The stone beneath my feet is slick with moisture, the damp of the mausoleum settled into my bones like a second skin. The air is thick, stale, weighed down with the scent of burning wax. Themeeting had stretched through the night, the Chairman’s voice cutting through the dark like a blade, measured and pointed.
Archibald didn't show, so the work is mine alone.
I push open the heavy iron doors and step into the weak dawn light, the sky painted in washed-out shades of gray and blue. The chill clings to my skin, but I don’t acknowledge it. I can still hear the last words spoken to me before I left the chamber, weighty and unmistakable:
“There is information out there. We need it.”
They wouldn’t have called me here just for scraps, not for whispers or rumors. No, this was something real, a tangible secret buried where only the desperate or the reckless would dare to look. And now that I know it involves Martine, my interest is no longer just an obligation; it’s personal.
I exhale sharply, shoving my hands into the pockets of my coat. I have no patience for another errand, but I don’t have a choice. The Society wants this information, and I want to know why Martine is tangled in it.
There’s someone in a nearby town who might be able to help. A name slipped to me before I left—no guarantees, no promises, just another lead to chase down.
I grit my teeth and start walking toward my car, my mind already pulling apart the possibilities.
Another dead end, another piece of the puzzle, or something worse?
I intend to find out.
The drive is quiet. The low hum of the engine, the occasional flicker of headlights against empty road signs. The town is unremarkable, the kind of place people pass through without a second thought. Small brick buildings, a single gas station still flickering with neon light. It’s early enough that the streets are empty, the world still caught in the lull between night and morning.
I park outside a rundown apartment building, the kind where the paint peels from the walls and the stairwell smells like old cigarettes. The name I was given matches the unit number scrawled on the rusted mailbox: third floor, second door on the left.
I take the stairs two at a time; my patience is already running thin.
When I reach the door, I knock. Hard. The sound echoes through the hall.
Nothing.
I knock again. Louder this time.
Still nothing.
I press my ear to the door. No movement, no shifting weight on the other side. Either they aren’t home, or they’re pretending not to be.
I don’t have time for games.
I step back and drive my boot into the door just below the handle. The wood splinters with a sharp crack as the frame gives way, swinging open violently. Dust swirls in the stale air inside.

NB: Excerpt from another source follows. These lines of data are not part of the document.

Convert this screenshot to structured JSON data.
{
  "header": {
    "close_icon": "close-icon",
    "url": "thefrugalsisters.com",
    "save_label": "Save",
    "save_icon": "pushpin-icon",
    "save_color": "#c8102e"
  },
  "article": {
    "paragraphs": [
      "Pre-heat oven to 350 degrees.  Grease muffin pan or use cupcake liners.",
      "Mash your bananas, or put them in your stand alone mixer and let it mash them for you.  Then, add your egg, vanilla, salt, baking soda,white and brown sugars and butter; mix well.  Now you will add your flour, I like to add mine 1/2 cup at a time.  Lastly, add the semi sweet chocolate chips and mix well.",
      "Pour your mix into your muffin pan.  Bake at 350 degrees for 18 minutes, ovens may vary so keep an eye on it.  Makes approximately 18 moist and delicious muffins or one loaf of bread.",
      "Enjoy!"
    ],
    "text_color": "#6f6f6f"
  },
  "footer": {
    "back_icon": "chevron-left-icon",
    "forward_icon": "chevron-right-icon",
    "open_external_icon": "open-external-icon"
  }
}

The place is disgusting. The carpet is stained, with dark blotches soaked into the fabric that I don’t want to think about. The walls are yellowed, peeling from years of neglect, and the smell of rotting food, sweat, and chemicals clings to every surface. Bottles litter the coffee table, crushed cigarette butts spilling from an overflowing ashtray.
In the far corner of the room, the couch is buried under clothes, newspapers, and a pile of used needles.
I step further inside, my foot knocking into an empty beer can. It rolls, bumping against the frame of a doorway leading to what I assume is the bedroom.
A lump is sprawled across the bed, half-covered by a threadbare sheet. Even from where I stand, I can see the trackmarks running up his arms, the bruised skin, and the shallow rise and fall of his chest. He’s alive, but barely.
I walk to the side of the bed and stare down at him. He’s a mess, slick with sweat, face gaunt, jaw slack. This is the man I was sent to find?
I grab the edge of the blanket and rip it off him. "Wake up."
No response.
I press my fingers against his neck. The pulse is there, weak but steady. He’s too far gone to wake up on his own.
I grit my teeth. Useless.
A voice behind me makes my fingers twitch toward my gun, the one I slipped in my waistband in place of my knife. I knew this place would be disgusting, and I wasn't taking the risk.